Description
Mary Berry’s Coconut Sponge Cake is a classic dessert that combines the lightness of a sponge cake with the tropical flavor of coconut
Ingredients
Scale
- 225g self-raising flour
- 225g caster sugar
- 225g unsalted butter, softened
- 4 large eggs
- 2 tsp baking powder
- 50g desiccated coconut
- 2 tbsp milk
- 1 tsp vanilla extract
Instructions
- Preheat Oven: Set your oven to 180°C (160°C fan) and grease two 20cm round cake tins.
- Mix Ingredients: Combine flour, sugar, butter, eggs, and baking powder in a large bowl.
- Add Coconut: Stir in the desiccated coconut, milk, and vanilla extract until well mixed.
- Divide Batter: Evenly distribute the batter between the two prepared cake tins.
- Bake: Place the tins in the oven and bake for 25-30 minutes, or until golden brown and a skewer comes out clean.

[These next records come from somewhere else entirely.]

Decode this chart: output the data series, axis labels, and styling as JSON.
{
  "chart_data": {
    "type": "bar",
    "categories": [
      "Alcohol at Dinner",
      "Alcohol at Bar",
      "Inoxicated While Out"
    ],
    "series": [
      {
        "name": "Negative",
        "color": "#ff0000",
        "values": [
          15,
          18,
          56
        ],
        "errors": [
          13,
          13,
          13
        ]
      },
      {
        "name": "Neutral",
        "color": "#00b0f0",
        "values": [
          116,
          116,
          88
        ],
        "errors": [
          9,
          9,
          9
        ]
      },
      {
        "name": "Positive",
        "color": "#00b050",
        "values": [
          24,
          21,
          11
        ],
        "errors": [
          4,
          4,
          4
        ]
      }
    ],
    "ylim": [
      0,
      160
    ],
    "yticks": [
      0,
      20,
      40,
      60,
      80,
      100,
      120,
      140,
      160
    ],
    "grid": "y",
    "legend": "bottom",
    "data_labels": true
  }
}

- Cool Cakes: Remove from the oven and let the cakes cool in the tins for 10 minutes before transferring to a wire rack.
- Assemble Cake: Once completely cooled, spread a layer of frosting or jam between the two cakes and sandwich them together.
- Decorate: Finish with a dusting of icing sugar or additional desiccated coconut on top.